Molecular profile of patients with myelofibrosis: a 10-year experience

Objective: To analyze the karyotype test and myeloid panel with next-generation sequencing findings in patients with myelofibrosis, and to compare transplant characteristics in patients referred for bone marrow transplantation. Methods: Retrospective, single-center study with patients diagnosed with myelofibrosis treated at Hospital Israelita Albert Einstein between 2010 and 2020. Results: A total of 104 patients with myelofibrosis were examined. Patients who had not been submitted to tests in our service were excluded. The final sample comprised 69 patients. Of these 69, 56 were submitted to karyotyping and 22 to myeloid panel with next-generation sequencing. Karyotype was normal in 60% of the patients and altered in 40%. The prevalence of high-risk molecular mutations was higher in patients referred for bone marrow transplantation (100% versus 50%).

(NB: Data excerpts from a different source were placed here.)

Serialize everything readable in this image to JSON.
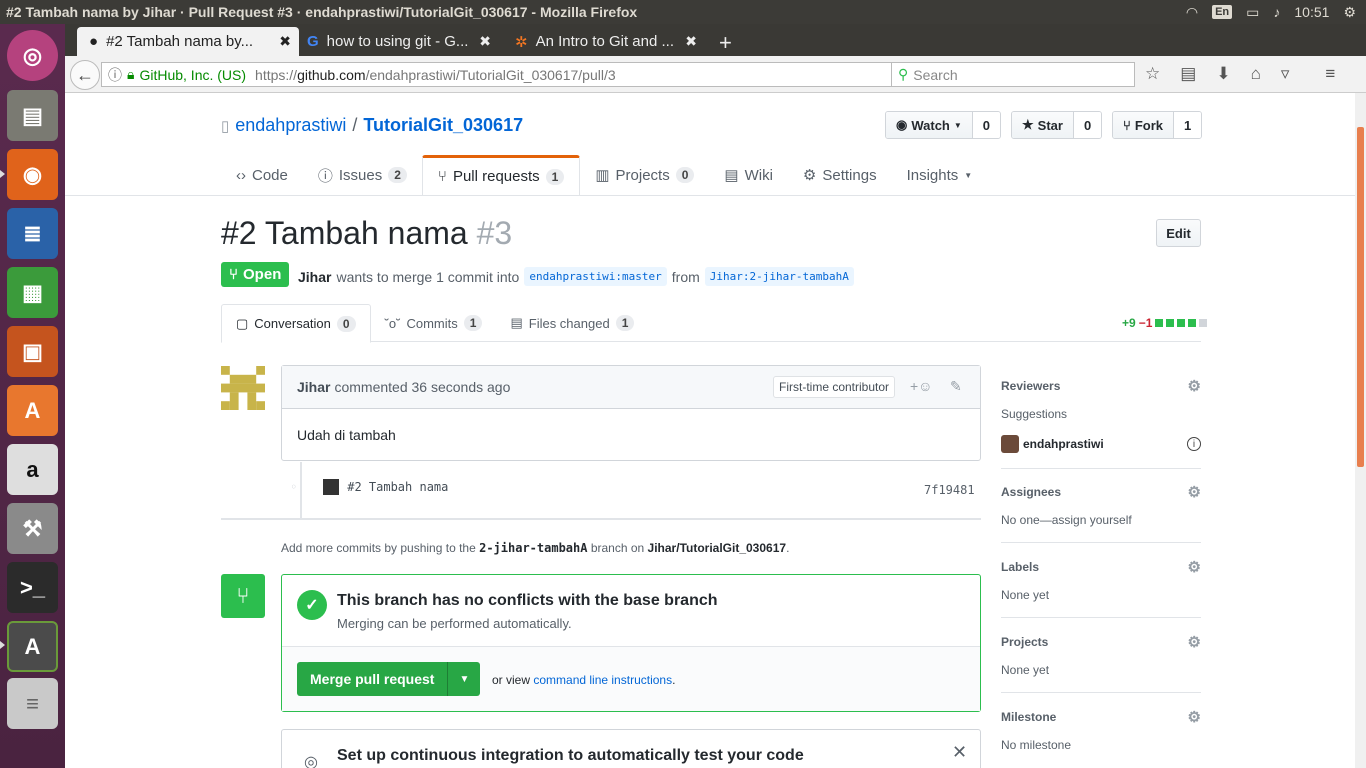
{
  "window": {
    "title": "#2 Tambah nama by Jihar · Pull Request #3 · endahprastiwi/TutorialGit_030617 - Mozilla Firefox"
  },
  "tray": {
    "lang": "En",
    "time": "10:51"
  },
  "tabs": [
    {
      "label": "#2 Tambah nama by..."
    },
    {
      "label": "how to using git - G..."
    },
    {
      "label": "An Intro to Git and ..."
    }
  ],
  "nav": {
    "site": "GitHub, Inc. (US)",
    "url_prefix": "https://",
    "url_domain": "github.com",
    "url_path": "/endahprastiwi/TutorialGit_030617/pull/3",
    "search_placeholder": "Search"
  },
  "repo": {
    "owner": "endahprastiwi",
    "sep": "/",
    "name": "TutorialGit_030617",
    "watch": "Watch",
    "watch_count": "0",
    "star": "Star",
    "star_count": "0",
    "fork": "Fork",
    "fork_count": "1"
  },
  "reponav": {
    "code": "Code",
    "issues": "Issues",
    "issues_count": "2",
    "pulls": "Pull requests",
    "pulls_count": "1",
    "projects": "Projects",
    "projects_count": "0",
    "wiki": "Wiki",
    "settings": "Settings",
    "insights": "Insights"
  },
  "pr": {
    "title": "#2 Tambah nama",
    "number": "#3",
    "edit": "Edit",
    "state": "Open",
    "author": "Jihar",
    "meta_text": "wants to merge 1 commit into",
    "base": "endahprastiwi:master",
    "from": "from",
    "head": "Jihar:2-jihar-tambahA"
  },
  "prtabs": {
    "conversation": "Conversation",
    "conversation_count": "0",
    "commits": "Commits",
    "commits_count": "1",
    "files": "Files changed",
    "files_count": "1"
  },
  "diffstat": {
    "add": "+9",
    "del": "−1"
  },
  "comment": {
    "author": "Jihar",
    "action": "commented 36 seconds ago",
    "badge": "First-time contributor",
    "body": "Udah di tambah"
  },
  "commit": {
    "message": "#2 Tambah nama",
    "sha": "7f19481"
  },
  "hint": {
    "pre": "Add more commits by pushing to the",
    "branch": "2-jihar-tambahA",
    "mid": "branch on",
    "repo": "Jihar/TutorialGit_030617",
    "end": "."
  },
  "merge": {
    "title": "This branch has no conflicts with the base branch",
    "sub": "Merging can be performed automatically.",
    "button": "Merge pull request",
    "or_view": "or view",
    "link": "command line instructions",
    "dot": "."
  },
  "ci": {
    "title": "Set up continuous integration to automatically test your code"
  },
  "sidebar": {
    "reviewers": "Reviewers",
    "suggestions": "Suggestions",
    "reviewer": "endahprastiwi",
    "assignees": "Assignees",
    "assignees_val": "No one—assign yourself",
    "labels": "Labels",
    "labels_val": "None yet",
    "projects": "Projects",
    "projects_val": "None yet",
    "milestone": "Milestone",
    "milestone_val": "No milestone"
  }
}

The median follow-up of transplant patients was 2.4 years and the overall survival at 2 years was 80% (95%CI: 62-100%). Conclusion: The molecular analysis enables estimating the patient's risk and thus instituting more aggressive treatment such as bone marrow transplant for patients at higher risk, being a relevant tool to guide therapy. Given the significance of molecular analysis for therapeutic decision-making in myelofibrosis, collection and disclosure of data on the prevalence of cytogenetic changes and findings of next-generation sequencing in affected patients is important.

Automated summary

This study analyzed the karyotype test and myeloid panel with next-generation sequencing findings in patients with myelofibrosis, and compared transplant characteristics in patients referred for bone marrow transplantation. The results showed that patients with high-risk molecular mutations were more suitable for bone marrow transplant. Molecular analysis is an important tool for guiding therapy in myelofibrosis.